一方、彼らの主張には論理的でない部分も多かった。例えば「高速バスの利益を内部補助して過疎地の路線バスを維持している」という主張については、法的には2002年の法改正により通用しなくなっていたし、路線バス事業自体が十分な利益を上げている会社もあるのだ。
「旅行会社が貸し切りバスをチャーターし、運行するのは安全確保の責任が不明確」と言うなら、一般的なバスツアーや学校の遠足はどうなるのだと、つい言い返したくなる。

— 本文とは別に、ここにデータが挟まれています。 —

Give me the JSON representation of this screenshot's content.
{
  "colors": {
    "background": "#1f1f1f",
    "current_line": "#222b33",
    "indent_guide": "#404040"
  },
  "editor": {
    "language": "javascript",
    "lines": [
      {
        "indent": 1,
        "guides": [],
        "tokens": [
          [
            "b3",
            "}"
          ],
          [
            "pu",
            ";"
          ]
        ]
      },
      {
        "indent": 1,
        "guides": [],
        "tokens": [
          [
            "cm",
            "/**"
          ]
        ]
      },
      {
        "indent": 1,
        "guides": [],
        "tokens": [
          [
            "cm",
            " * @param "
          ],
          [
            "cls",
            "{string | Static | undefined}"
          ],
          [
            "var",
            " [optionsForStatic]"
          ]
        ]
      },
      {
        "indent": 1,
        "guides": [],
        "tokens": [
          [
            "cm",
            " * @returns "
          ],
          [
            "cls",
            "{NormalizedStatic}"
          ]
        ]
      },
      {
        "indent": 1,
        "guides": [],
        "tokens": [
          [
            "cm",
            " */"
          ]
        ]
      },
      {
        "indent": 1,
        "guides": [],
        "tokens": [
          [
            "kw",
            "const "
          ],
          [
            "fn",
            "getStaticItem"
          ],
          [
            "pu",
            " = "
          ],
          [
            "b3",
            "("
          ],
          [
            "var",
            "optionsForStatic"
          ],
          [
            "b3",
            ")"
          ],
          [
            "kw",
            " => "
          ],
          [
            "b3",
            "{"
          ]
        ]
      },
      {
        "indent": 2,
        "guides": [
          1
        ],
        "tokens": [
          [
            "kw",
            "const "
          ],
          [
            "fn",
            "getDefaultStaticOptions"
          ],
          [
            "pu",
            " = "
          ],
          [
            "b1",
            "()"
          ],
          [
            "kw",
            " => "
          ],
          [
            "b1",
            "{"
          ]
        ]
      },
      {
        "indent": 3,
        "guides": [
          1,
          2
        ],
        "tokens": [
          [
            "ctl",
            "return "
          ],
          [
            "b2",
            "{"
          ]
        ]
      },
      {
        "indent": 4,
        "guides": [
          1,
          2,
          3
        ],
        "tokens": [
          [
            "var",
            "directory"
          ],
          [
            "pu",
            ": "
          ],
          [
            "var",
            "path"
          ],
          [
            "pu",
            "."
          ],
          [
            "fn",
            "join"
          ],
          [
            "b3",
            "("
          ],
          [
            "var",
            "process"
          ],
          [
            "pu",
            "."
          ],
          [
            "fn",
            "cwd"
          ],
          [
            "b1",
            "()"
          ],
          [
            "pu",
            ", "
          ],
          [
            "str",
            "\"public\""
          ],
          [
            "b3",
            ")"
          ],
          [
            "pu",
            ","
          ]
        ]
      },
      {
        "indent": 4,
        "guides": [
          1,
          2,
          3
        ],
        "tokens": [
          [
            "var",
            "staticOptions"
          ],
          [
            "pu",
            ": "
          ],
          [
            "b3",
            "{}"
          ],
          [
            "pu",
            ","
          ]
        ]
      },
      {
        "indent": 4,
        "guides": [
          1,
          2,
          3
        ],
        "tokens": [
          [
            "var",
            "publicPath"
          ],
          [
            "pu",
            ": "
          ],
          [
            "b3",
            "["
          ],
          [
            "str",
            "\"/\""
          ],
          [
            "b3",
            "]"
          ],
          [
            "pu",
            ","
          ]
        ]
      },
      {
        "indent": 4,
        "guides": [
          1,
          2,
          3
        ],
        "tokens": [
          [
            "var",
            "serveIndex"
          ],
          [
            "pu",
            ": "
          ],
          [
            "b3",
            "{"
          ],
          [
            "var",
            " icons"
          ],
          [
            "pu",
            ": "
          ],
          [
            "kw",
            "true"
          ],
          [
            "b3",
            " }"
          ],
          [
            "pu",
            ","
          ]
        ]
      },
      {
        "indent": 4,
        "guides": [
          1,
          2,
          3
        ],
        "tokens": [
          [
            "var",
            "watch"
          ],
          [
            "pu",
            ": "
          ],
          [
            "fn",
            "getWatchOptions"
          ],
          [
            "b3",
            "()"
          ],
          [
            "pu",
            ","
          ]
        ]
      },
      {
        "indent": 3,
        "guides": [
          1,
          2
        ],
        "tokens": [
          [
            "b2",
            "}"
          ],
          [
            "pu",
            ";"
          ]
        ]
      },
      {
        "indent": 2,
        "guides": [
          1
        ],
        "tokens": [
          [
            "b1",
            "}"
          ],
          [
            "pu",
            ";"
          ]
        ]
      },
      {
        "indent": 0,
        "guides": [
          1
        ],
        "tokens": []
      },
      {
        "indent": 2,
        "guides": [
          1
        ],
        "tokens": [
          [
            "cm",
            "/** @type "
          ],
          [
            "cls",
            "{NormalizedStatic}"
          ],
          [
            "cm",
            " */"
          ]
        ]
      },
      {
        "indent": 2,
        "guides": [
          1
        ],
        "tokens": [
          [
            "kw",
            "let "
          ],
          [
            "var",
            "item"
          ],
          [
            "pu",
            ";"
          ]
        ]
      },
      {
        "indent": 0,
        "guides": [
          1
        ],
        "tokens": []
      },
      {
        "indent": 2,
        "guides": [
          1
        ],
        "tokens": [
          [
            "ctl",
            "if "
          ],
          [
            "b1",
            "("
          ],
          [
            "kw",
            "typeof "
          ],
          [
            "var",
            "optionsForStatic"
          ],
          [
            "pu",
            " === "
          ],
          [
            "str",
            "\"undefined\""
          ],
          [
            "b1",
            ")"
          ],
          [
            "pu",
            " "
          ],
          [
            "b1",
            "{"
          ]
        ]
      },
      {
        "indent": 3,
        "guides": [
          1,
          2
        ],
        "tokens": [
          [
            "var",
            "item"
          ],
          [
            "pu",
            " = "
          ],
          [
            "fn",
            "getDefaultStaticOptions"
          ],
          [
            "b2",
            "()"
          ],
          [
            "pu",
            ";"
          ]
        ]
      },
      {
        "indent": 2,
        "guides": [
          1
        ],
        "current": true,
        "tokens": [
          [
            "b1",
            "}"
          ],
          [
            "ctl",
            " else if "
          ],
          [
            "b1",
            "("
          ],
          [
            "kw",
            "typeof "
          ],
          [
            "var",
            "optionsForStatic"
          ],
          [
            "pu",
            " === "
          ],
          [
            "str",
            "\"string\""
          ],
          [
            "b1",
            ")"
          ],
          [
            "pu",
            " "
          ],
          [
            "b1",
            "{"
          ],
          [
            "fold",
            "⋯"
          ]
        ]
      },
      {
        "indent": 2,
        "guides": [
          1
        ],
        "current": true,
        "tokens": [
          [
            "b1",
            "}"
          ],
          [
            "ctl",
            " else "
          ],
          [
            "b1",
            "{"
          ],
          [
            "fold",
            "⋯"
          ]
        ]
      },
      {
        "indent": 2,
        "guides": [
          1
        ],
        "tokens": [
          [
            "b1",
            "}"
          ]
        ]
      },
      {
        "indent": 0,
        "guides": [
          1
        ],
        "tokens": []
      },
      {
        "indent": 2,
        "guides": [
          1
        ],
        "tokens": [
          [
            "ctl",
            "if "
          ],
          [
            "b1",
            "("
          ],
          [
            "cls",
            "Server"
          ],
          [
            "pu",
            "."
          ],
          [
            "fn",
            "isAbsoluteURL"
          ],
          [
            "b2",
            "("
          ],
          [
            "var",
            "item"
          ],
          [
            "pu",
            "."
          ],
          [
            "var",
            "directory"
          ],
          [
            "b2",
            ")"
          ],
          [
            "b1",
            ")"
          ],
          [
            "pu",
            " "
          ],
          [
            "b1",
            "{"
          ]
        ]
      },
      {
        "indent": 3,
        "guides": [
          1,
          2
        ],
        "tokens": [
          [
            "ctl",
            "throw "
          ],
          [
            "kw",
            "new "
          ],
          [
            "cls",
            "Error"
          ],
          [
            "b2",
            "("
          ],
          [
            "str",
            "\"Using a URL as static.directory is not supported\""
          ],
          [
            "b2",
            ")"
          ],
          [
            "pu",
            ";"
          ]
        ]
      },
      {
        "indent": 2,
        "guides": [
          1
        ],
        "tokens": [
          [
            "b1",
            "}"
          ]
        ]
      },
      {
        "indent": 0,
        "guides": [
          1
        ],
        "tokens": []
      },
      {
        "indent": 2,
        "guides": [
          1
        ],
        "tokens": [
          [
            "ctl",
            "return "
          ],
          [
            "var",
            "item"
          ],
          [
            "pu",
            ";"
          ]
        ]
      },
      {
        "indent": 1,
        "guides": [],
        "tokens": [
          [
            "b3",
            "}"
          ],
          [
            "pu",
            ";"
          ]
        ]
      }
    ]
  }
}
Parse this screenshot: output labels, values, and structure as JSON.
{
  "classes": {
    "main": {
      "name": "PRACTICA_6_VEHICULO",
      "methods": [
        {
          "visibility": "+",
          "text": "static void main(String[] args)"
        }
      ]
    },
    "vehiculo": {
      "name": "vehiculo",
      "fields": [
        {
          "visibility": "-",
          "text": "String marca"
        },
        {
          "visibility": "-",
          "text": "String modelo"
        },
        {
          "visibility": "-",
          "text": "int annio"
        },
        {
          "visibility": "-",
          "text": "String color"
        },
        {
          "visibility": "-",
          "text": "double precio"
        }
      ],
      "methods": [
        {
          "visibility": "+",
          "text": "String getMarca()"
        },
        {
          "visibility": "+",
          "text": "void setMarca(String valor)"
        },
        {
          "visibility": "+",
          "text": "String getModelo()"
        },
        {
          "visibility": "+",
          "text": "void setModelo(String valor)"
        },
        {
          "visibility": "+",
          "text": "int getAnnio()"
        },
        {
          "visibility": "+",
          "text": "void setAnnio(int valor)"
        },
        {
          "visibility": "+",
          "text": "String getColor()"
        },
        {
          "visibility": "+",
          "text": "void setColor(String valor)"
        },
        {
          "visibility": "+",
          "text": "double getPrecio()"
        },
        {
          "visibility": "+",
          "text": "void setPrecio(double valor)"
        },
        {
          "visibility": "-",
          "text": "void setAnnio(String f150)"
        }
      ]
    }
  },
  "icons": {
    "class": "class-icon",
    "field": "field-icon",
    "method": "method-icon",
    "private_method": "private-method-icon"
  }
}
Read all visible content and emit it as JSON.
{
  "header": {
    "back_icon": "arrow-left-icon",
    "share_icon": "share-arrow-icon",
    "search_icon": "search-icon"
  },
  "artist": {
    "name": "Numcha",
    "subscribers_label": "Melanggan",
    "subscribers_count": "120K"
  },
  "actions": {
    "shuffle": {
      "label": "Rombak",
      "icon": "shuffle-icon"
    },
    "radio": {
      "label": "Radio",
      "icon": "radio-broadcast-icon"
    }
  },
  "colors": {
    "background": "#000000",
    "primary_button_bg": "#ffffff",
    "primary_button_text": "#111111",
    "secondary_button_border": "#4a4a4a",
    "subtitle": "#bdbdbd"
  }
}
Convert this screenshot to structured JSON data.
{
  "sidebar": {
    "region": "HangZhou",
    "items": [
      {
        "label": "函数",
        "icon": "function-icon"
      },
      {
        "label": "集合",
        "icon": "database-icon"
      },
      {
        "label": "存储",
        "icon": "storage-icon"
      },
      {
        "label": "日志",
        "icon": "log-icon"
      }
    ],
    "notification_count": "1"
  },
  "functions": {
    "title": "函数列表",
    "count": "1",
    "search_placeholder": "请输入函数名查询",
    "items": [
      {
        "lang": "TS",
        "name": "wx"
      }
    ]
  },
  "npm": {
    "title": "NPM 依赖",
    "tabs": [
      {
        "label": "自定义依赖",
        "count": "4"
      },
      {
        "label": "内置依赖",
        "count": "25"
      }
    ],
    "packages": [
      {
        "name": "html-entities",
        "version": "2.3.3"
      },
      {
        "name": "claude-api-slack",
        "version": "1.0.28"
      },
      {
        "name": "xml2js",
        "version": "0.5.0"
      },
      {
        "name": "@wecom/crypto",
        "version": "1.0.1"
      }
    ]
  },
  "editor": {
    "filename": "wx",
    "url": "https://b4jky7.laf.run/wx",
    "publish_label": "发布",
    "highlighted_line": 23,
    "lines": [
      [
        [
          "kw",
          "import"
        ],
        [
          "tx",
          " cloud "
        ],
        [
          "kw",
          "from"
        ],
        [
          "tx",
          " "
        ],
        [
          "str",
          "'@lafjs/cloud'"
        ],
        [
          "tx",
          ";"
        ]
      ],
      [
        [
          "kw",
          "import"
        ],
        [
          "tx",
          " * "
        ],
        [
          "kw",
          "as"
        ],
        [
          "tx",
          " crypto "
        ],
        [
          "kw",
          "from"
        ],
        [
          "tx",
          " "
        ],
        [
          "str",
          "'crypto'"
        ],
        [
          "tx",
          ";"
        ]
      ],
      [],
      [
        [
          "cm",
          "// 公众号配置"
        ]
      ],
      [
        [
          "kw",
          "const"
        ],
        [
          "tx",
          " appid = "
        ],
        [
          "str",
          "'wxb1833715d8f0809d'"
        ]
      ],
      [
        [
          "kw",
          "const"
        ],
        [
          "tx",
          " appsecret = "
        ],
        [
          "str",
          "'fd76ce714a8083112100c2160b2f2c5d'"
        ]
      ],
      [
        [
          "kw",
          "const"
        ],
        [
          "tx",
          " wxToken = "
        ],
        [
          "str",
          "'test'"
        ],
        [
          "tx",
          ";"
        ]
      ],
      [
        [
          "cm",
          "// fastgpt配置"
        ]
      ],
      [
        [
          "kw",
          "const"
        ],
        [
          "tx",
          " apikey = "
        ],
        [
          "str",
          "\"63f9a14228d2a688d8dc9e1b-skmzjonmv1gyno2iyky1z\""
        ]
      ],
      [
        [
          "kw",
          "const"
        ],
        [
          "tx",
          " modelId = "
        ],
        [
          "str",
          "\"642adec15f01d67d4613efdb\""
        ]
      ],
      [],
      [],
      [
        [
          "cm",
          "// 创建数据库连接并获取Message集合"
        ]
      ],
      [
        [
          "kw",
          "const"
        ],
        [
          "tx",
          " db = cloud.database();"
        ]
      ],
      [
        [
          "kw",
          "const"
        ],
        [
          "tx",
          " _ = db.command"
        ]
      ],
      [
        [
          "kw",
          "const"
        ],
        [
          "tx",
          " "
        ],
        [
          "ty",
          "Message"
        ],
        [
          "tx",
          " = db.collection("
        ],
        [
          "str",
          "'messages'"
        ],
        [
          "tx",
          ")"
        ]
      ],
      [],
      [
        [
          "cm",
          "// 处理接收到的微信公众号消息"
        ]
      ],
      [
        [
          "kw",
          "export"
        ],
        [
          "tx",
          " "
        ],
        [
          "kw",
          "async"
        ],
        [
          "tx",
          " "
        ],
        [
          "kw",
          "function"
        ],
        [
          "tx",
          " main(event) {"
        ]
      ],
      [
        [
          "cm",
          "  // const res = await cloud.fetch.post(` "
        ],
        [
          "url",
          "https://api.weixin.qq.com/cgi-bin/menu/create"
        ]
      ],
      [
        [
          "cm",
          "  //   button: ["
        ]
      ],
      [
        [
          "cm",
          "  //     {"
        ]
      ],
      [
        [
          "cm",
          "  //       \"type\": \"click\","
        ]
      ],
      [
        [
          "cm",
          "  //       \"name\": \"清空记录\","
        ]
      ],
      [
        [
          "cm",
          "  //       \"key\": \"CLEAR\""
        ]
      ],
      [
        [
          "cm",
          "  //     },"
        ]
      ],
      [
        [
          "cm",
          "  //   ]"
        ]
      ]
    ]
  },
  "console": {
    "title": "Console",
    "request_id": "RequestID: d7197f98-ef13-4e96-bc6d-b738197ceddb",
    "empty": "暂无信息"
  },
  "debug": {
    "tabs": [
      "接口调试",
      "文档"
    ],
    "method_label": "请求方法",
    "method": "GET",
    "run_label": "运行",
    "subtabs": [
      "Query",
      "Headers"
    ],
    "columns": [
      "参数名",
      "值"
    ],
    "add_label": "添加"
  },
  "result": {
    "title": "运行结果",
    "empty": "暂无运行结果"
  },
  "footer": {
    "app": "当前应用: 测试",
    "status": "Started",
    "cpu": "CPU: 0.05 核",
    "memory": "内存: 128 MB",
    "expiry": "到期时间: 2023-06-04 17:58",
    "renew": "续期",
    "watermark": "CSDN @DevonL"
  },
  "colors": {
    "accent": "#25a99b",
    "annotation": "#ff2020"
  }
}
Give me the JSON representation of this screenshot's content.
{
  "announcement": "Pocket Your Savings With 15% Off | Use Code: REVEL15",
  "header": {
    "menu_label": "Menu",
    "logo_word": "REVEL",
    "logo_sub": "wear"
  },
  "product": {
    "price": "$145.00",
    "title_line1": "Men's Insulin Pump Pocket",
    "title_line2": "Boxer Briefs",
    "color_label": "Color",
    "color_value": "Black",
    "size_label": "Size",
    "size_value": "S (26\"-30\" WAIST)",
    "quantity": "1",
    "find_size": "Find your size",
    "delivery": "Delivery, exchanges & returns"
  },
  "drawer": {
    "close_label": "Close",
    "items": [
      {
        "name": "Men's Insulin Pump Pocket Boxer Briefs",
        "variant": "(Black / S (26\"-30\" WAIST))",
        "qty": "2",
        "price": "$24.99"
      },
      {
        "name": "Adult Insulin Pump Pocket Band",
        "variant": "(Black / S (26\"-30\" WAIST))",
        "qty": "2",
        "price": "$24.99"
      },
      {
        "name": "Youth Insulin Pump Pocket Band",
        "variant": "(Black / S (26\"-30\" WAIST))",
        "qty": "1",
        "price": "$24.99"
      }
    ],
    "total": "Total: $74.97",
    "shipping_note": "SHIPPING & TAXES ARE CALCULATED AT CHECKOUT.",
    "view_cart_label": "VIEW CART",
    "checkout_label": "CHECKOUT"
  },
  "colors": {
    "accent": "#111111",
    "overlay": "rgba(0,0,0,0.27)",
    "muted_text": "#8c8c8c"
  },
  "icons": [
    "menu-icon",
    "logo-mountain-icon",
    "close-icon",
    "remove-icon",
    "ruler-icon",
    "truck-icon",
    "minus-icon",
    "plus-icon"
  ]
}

要するに論理の問題ではなかったのだ。相いれない理由の本質を探れば、公益性の大きい路線バス事業の延長として高速バス事業を捉えるか、旅行業などと同様の一般的ビジネスとして捉えるか、という哲学の問題に行きついてしまう。
既存陣営の気持ちは理解できるものの、高速バス事業が、過疎地の路線バスを維持するのと同格の、公益性が大きい事業とは言えないだろう。
筆者は、高速ツアーバス陣営の代弁者として委員に任命いただいていた。一方で個人としては、既存各社に変革を促すために会議に参加していたとも言える。競争を排除することで事業者の経営を保護するという考え方は、公益的な事業では重要であっても、高速バスのように鉄道などから市場を奪う挑戦者としてのビジネスには適当とは言えなかった。
高速バス分野において、新規参入を認め、運賃設定などの自由度を高めることで、競争を促進しつつ柔軟な営業を可能にして高速バス市場の拡大を支援することこそ、この会議の目的だと主張した。
そのためには「高速乗合バスと高速ツアーバス、双方の長所を取り入れた新しい制度を構築」することが重要で、それは高速ツアーバスのみならず高速乗合バス各社の将来にもプラスだと主張したのである。
安全確保については、新規参入を排除することではなく、行政による監査と処分を厳正化することで臨むべきだ、と言う考え方だった。